Ich bin unterwegs in der finnischen Taiga, nahe Lieksa im Osten des Landes. Es ist Herbst, die Zeit des Ruska, wenn Birken golden glühen und die Moore in allen Rottönen leuchten. Die Nächte sind schon ordentlich kalt, Mücken gibt es keine mehr. Pilze sprießen, Preiselbeeren und Heidelbeeren sind reif und landen jeden Morgen in meinem Müsli. Mein Weg führt mich heute über Schotterwege tief in den dichten Wald bis zu dem Basislager von Eero Kortelainen alias Erä-Eero. Die Keljänpuro Lodge ist eine alte Holzfällerhütte aus den 1950er Jahren und wurde von Eero selbst renoviert. Zuerst hat Eero hier verschiedene Outdooraktivitäten angeboten, seit 2005 auch Wildtierbeobachtungen. Im Laufe der Jahre wurde Erä-Eero als weltweit bester Ort für die Beobachtung von Vielfraßen bekannt, ein scheues und seltenes Tier, das in freier Wildbahn nur schwer zu beobachten ist. An verschiedenen Stellen gibt es dafür Beobachtungshütten und Fotoverstecke, wo ich mich für die nächsten zwei Nächte einquartiert habe.

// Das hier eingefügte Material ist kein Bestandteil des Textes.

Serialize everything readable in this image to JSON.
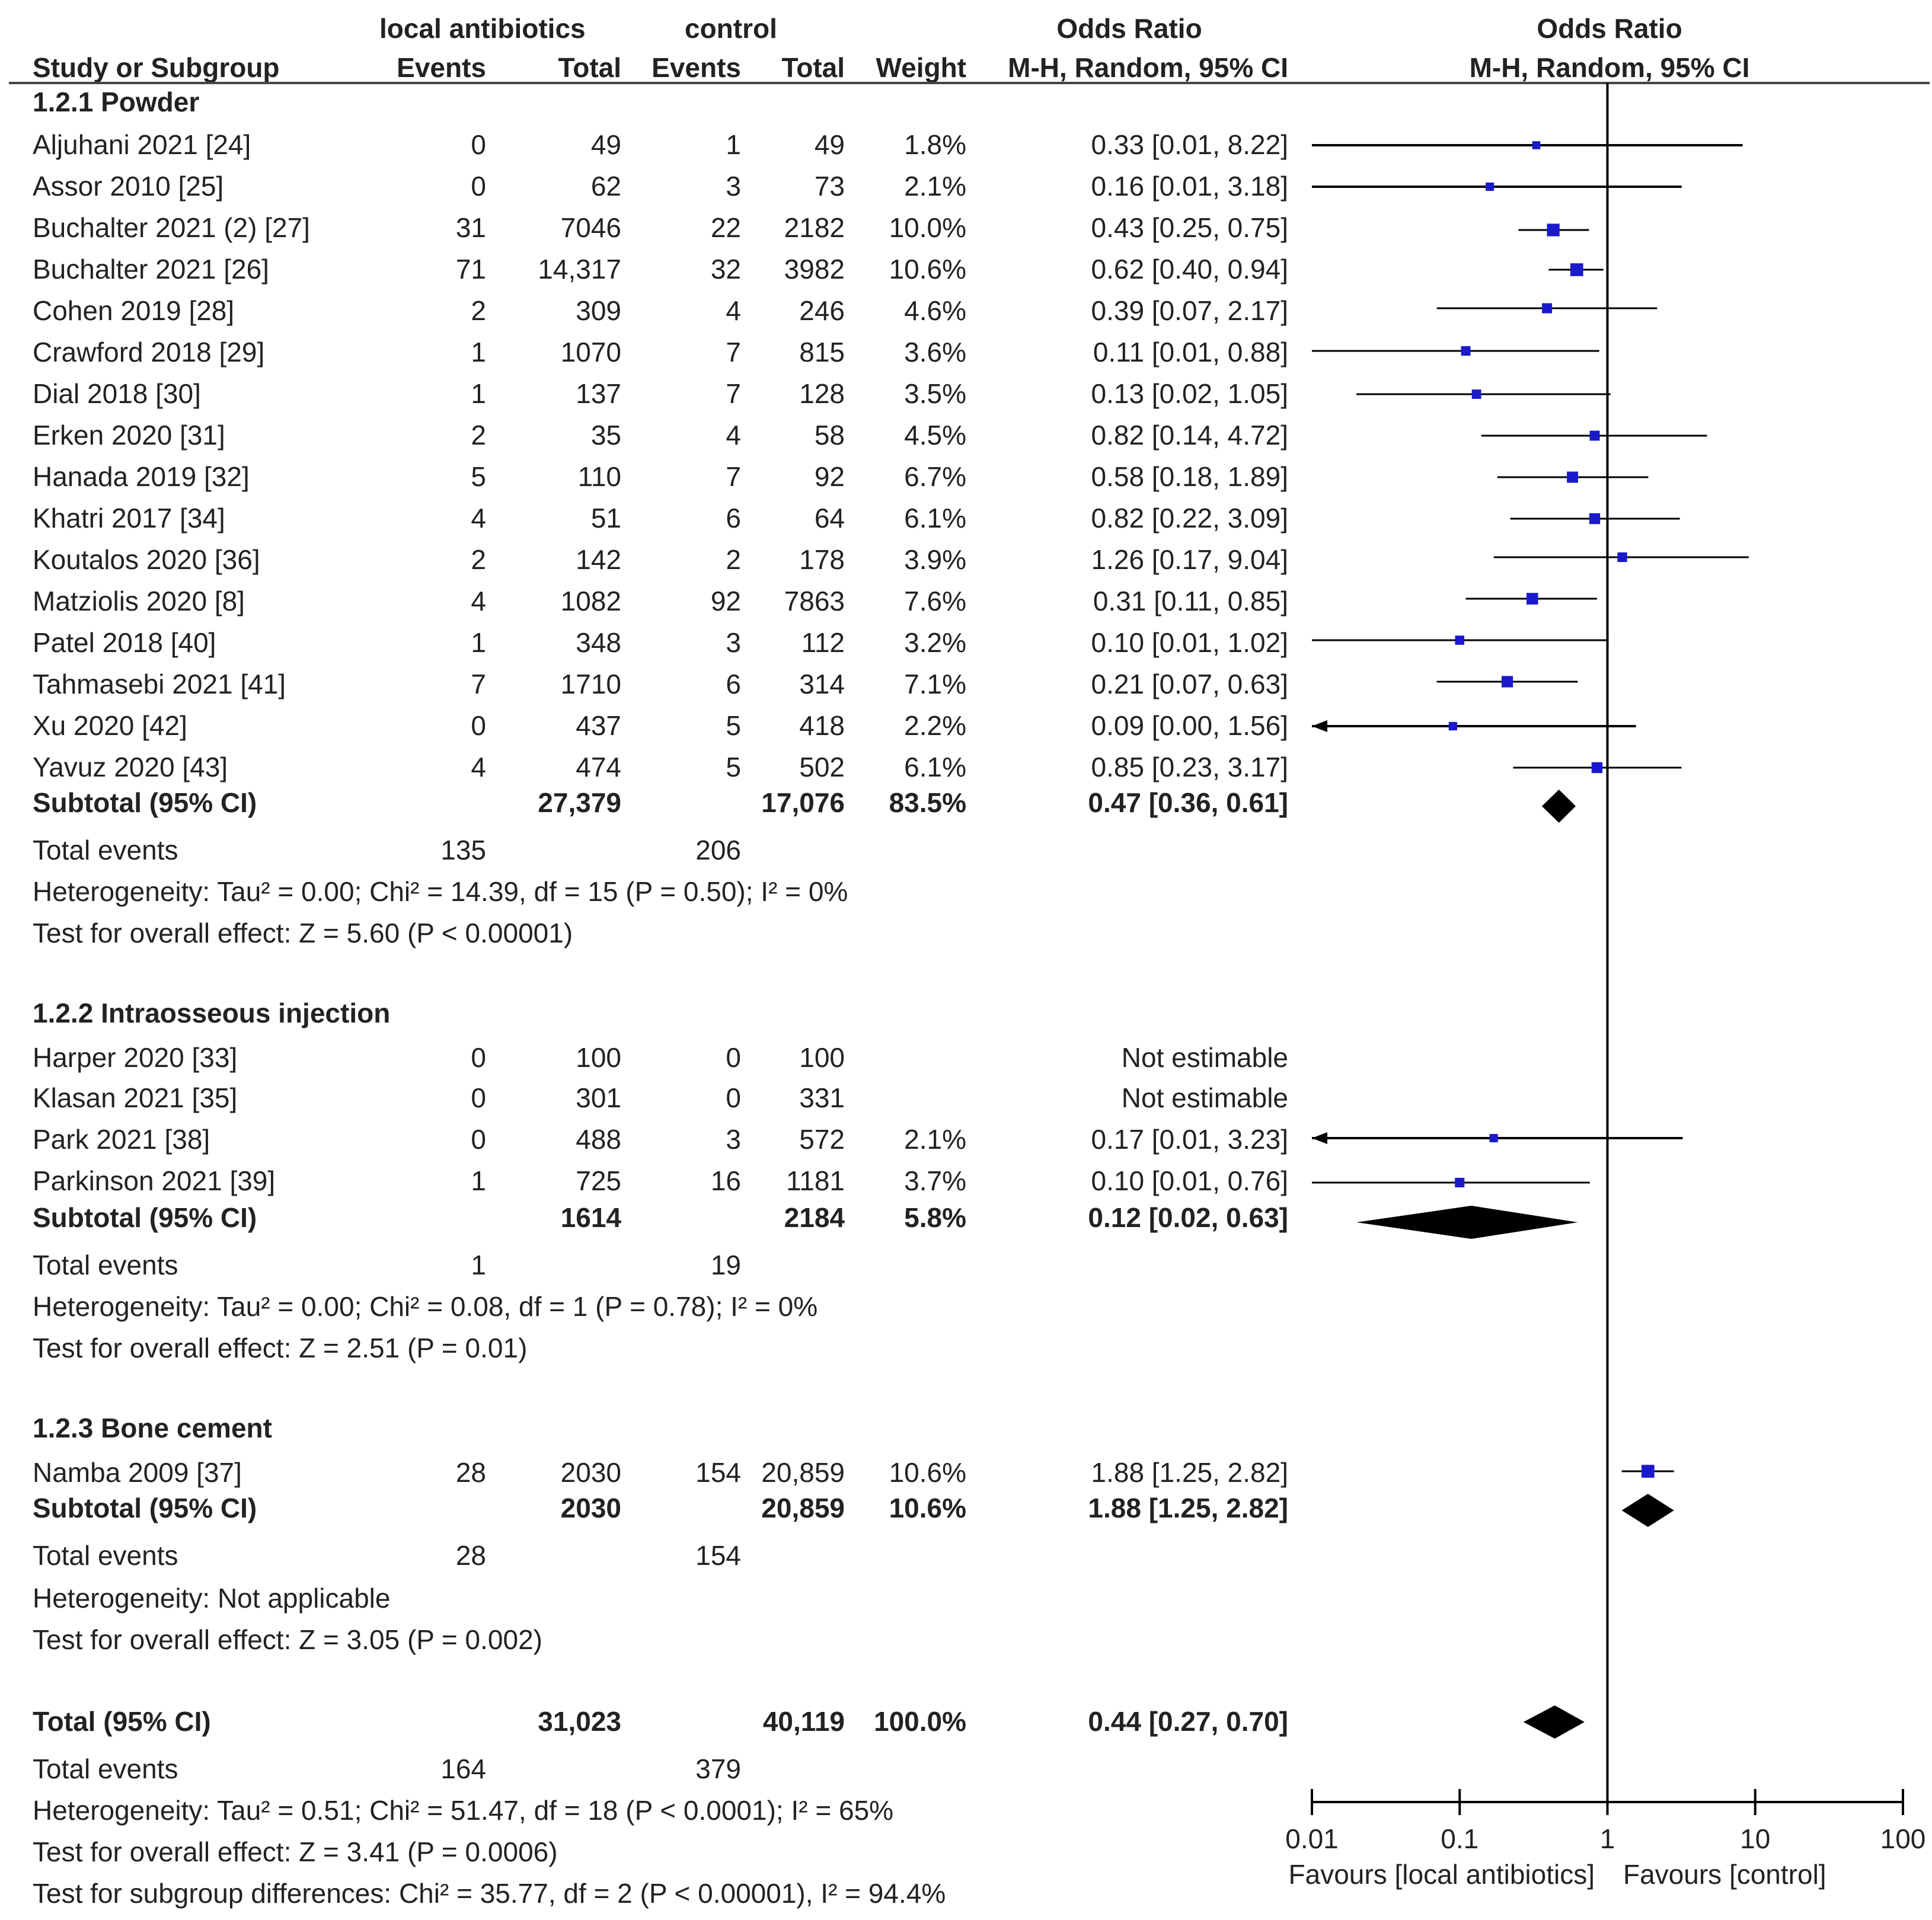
{
  "header": {
    "col_study": "Study or Subgroup",
    "group_local": "local antibiotics",
    "group_control": "control",
    "col_events": "Events",
    "col_total": "Total",
    "col_weight": "Weight",
    "or_title": "Odds Ratio",
    "or_method": "M-H, Random, 95% CI",
    "plot_title": "Odds Ratio",
    "plot_method": "M-H, Random, 95% CI"
  },
  "subgroups": [
    {
      "title": "1.2.1 Powder",
      "studies": [
        {
          "name": "Aljuhani 2021 [24]",
          "e1": "0",
          "t1": "49",
          "e2": "1",
          "t2": "49",
          "weight": "1.8%",
          "ci_text": "0.33 [0.01, 8.22]",
          "or": 0.33,
          "lo": 0.01,
          "hi": 8.22
        },
        {
          "name": "Assor 2010 [25]",
          "e1": "0",
          "t1": "62",
          "e2": "3",
          "t2": "73",
          "weight": "2.1%",
          "ci_text": "0.16 [0.01, 3.18]",
          "or": 0.16,
          "lo": 0.01,
          "hi": 3.18
        },
        {
          "name": "Buchalter 2021 (2) [27]",
          "e1": "31",
          "t1": "7046",
          "e2": "22",
          "t2": "2182",
          "weight": "10.0%",
          "ci_text": "0.43 [0.25, 0.75]",
          "or": 0.43,
          "lo": 0.25,
          "hi": 0.75
        },
        {
          "name": "Buchalter 2021 [26]",
          "e1": "71",
          "t1": "14,317",
          "e2": "32",
          "t2": "3982",
          "weight": "10.6%",
          "ci_text": "0.62 [0.40, 0.94]",
          "or": 0.62,
          "lo": 0.4,
          "hi": 0.94
        },
        {
          "name": "Cohen 2019 [28]",
          "e1": "2",
          "t1": "309",
          "e2": "4",
          "t2": "246",
          "weight": "4.6%",
          "ci_text": "0.39 [0.07, 2.17]",
          "or": 0.39,
          "lo": 0.07,
          "hi": 2.17
        },
        {
          "name": "Crawford 2018 [29]",
          "e1": "1",
          "t1": "1070",
          "e2": "7",
          "t2": "815",
          "weight": "3.6%",
          "ci_text": "0.11 [0.01, 0.88]",
          "or": 0.11,
          "lo": 0.01,
          "hi": 0.88
        },
        {
          "name": "Dial 2018 [30]",
          "e1": "1",
          "t1": "137",
          "e2": "7",
          "t2": "128",
          "weight": "3.5%",
          "ci_text": "0.13 [0.02, 1.05]",
          "or": 0.13,
          "lo": 0.02,
          "hi": 1.05
        },
        {
          "name": "Erken 2020 [31]",
          "e1": "2",
          "t1": "35",
          "e2": "4",
          "t2": "58",
          "weight": "4.5%",
          "ci_text": "0.82 [0.14, 4.72]",
          "or": 0.82,
          "lo": 0.14,
          "hi": 4.72
        },
        {
          "name": "Hanada 2019 [32]",
          "e1": "5",
          "t1": "110",
          "e2": "7",
          "t2": "92",
          "weight": "6.7%",
          "ci_text": "0.58 [0.18, 1.89]",
          "or": 0.58,
          "lo": 0.18,
          "hi": 1.89
        },
        {
          "name": "Khatri 2017 [34]",
          "e1": "4",
          "t1": "51",
          "e2": "6",
          "t2": "64",
          "weight": "6.1%",
          "ci_text": "0.82 [0.22, 3.09]",
          "or": 0.82,
          "lo": 0.22,
          "hi": 3.09
        },
        {
          "name": "Koutalos 2020 [36]",
          "e1": "2",
          "t1": "142",
          "e2": "2",
          "t2": "178",
          "weight": "3.9%",
          "ci_text": "1.26 [0.17, 9.04]",
          "or": 1.26,
          "lo": 0.17,
          "hi": 9.04
        },
        {
          "name": "Matziolis 2020 [8]",
          "e1": "4",
          "t1": "1082",
          "e2": "92",
          "t2": "7863",
          "weight": "7.6%",
          "ci_text": "0.31 [0.11, 0.85]",
          "or": 0.31,
          "lo": 0.11,
          "hi": 0.85
        },
        {
          "name": "Patel 2018 [40]",
          "e1": "1",
          "t1": "348",
          "e2": "3",
          "t2": "112",
          "weight": "3.2%",
          "ci_text": "0.10 [0.01, 1.02]",
          "or": 0.1,
          "lo": 0.01,
          "hi": 1.02
        },
        {
          "name": "Tahmasebi 2021 [41]",
          "e1": "7",
          "t1": "1710",
          "e2": "6",
          "t2": "314",
          "weight": "7.1%",
          "ci_text": "0.21 [0.07, 0.63]",
          "or": 0.21,
          "lo": 0.07,
          "hi": 0.63
        },
        {
          "name": "Xu 2020 [42]",
          "e1": "0",
          "t1": "437",
          "e2": "5",
          "t2": "418",
          "weight": "2.2%",
          "ci_text": "0.09 [0.00, 1.56]",
          "or": 0.09,
          "lo": 0.003,
          "hi": 1.56
        },
        {
          "name": "Yavuz 2020 [43]",
          "e1": "4",
          "t1": "474",
          "e2": "5",
          "t2": "502",
          "weight": "6.1%",
          "ci_text": "0.85 [0.23, 3.17]",
          "or": 0.85,
          "lo": 0.23,
          "hi": 3.17
        }
      ],
      "subtotal": {
        "label": "Subtotal (95% CI)",
        "t1": "27,379",
        "t2": "17,076",
        "weight": "83.5%",
        "ci_text": "0.47 [0.36, 0.61]",
        "or": 0.47,
        "lo": 0.36,
        "hi": 0.61
      },
      "total_events": {
        "label": "Total events",
        "e1": "135",
        "e2": "206"
      },
      "heterogeneity": "Heterogeneity: Tau² = 0.00; Chi² = 14.39, df = 15 (P = 0.50); I² = 0%",
      "overall": "Test for overall effect: Z = 5.60 (P < 0.00001)"
    },
    {
      "title": "1.2.2 Intraosseous injection",
      "studies": [
        {
          "name": "Harper 2020 [33]",
          "e1": "0",
          "t1": "100",
          "e2": "0",
          "t2": "100",
          "weight": "",
          "ci_text": "Not estimable",
          "or": null,
          "lo": null,
          "hi": null
        },
        {
          "name": "Klasan 2021 [35]",
          "e1": "0",
          "t1": "301",
          "e2": "0",
          "t2": "331",
          "weight": "",
          "ci_text": "Not estimable",
          "or": null,
          "lo": null,
          "hi": null
        },
        {
          "name": "Park 2021 [38]",
          "e1": "0",
          "t1": "488",
          "e2": "3",
          "t2": "572",
          "weight": "2.1%",
          "ci_text": "0.17 [0.01, 3.23]",
          "or": 0.17,
          "lo": 0.005,
          "hi": 3.23
        },
        {
          "name": "Parkinson 2021 [39]",
          "e1": "1",
          "t1": "725",
          "e2": "16",
          "t2": "1181",
          "weight": "3.7%",
          "ci_text": "0.10 [0.01, 0.76]",
          "or": 0.1,
          "lo": 0.01,
          "hi": 0.76
        }
      ],
      "subtotal": {
        "label": "Subtotal (95% CI)",
        "t1": "1614",
        "t2": "2184",
        "weight": "5.8%",
        "ci_text": "0.12 [0.02, 0.63]",
        "or": 0.12,
        "lo": 0.02,
        "hi": 0.63
      },
      "total_events": {
        "label": "Total events",
        "e1": "1",
        "e2": "19"
      },
      "heterogeneity": "Heterogeneity: Tau² = 0.00; Chi² = 0.08, df = 1 (P = 0.78); I² = 0%",
      "overall": "Test for overall effect: Z = 2.51 (P = 0.01)"
    },
    {
      "title": "1.2.3 Bone cement",
      "studies": [
        {
          "name": "Namba 2009 [37]",
          "e1": "28",
          "t1": "2030",
          "e2": "154",
          "t2": "20,859",
          "weight": "10.6%",
          "ci_text": "1.88 [1.25, 2.82]",
          "or": 1.88,
          "lo": 1.25,
          "hi": 2.82
        }
      ],
      "subtotal": {
        "label": "Subtotal (95% CI)",
        "t1": "2030",
        "t2": "20,859",
        "weight": "10.6%",
        "ci_text": "1.88 [1.25, 2.82]",
        "or": 1.88,
        "lo": 1.25,
        "hi": 2.82
      },
      "total_events": {
        "label": "Total events",
        "e1": "28",
        "e2": "154"
      },
      "heterogeneity": "Heterogeneity: Not applicable",
      "overall": "Test for overall effect: Z = 3.05 (P = 0.002)"
    }
  ],
  "total": {
    "label": "Total (95% CI)",
    "t1": "31,023",
    "t2": "40,119",
    "weight": "100.0%",
    "ci_text": "0.44 [0.27, 0.70]",
    "or": 0.44,
    "lo": 0.27,
    "hi": 0.7
  },
  "total_events": {
    "label": "Total events",
    "e1": "164",
    "e2": "379"
  },
  "total_heterogeneity": "Heterogeneity: Tau² = 0.51; Chi² = 51.47, df = 18 (P < 0.0001); I² = 65%",
  "total_overall": "Test for overall effect: Z = 3.41 (P = 0.0006)",
  "subgroup_differences": "Test for subgroup differences: Chi² = 35.77, df = 2 (P < 0.00001), I² = 94.4%",
  "axis": {
    "ticks": [
      0.01,
      0.1,
      1,
      10,
      100
    ],
    "tick_labels": [
      "0.01",
      "0.1",
      "1",
      "10",
      "100"
    ],
    "left_label": "Favours [local antibiotics]",
    "right_label": "Favours [control]"
  },
  "colors": {
    "square": "#1a1acc",
    "line": "#000000",
    "text": "#222222"
  },
  "chart_data": {
    "type": "forest",
    "title": "Odds Ratio M-H, Random, 95% CI",
    "xscale": "log",
    "xlim": [
      0.01,
      100
    ],
    "xticks": [
      0.01,
      0.1,
      1,
      10,
      100
    ],
    "xlabel_left": "Favours [local antibiotics]",
    "xlabel_right": "Favours [control]"
  }
}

Vielfraß auf einem Baum in Finnland
Vielfraße sind geschickte Kletterer
So schön ist der Herbst in Finnland…selbst an einem regnerischen Tag.

Willkommen bei Erä-Eraeo

Ich werde herzlich mit dampfendem Kaffee empfangen. Die Keljänpuro Lodge ist urig gemütlich und die Tierbilder an den Wänden machen Lust, gleich zur Tierbeobachtung aufzubrechen. Doch zuerst gibt mir Sini eine Einweisung. Ich erfahre mehr über die Verstecke, welche Regeln dort zu befolgen sind und wie mein Abend und der nächste Morgen ablaufen werden. Anschließend leihe ich mir noch ein Nachtsichtgerät und packe meine Snackbox und Thermoskanne in mein Auto. Eero und Sini fahren voraus und ich folge mit meinem eigenen Auto. Nach etwa sechs Kilometern passieren wir eine Absperrung und parken unsere Autos vor einer kleinen Holzhütte am Uuronlampi, einem wunderschönen Moorsee, der von hohen Hügeln umgeben ist.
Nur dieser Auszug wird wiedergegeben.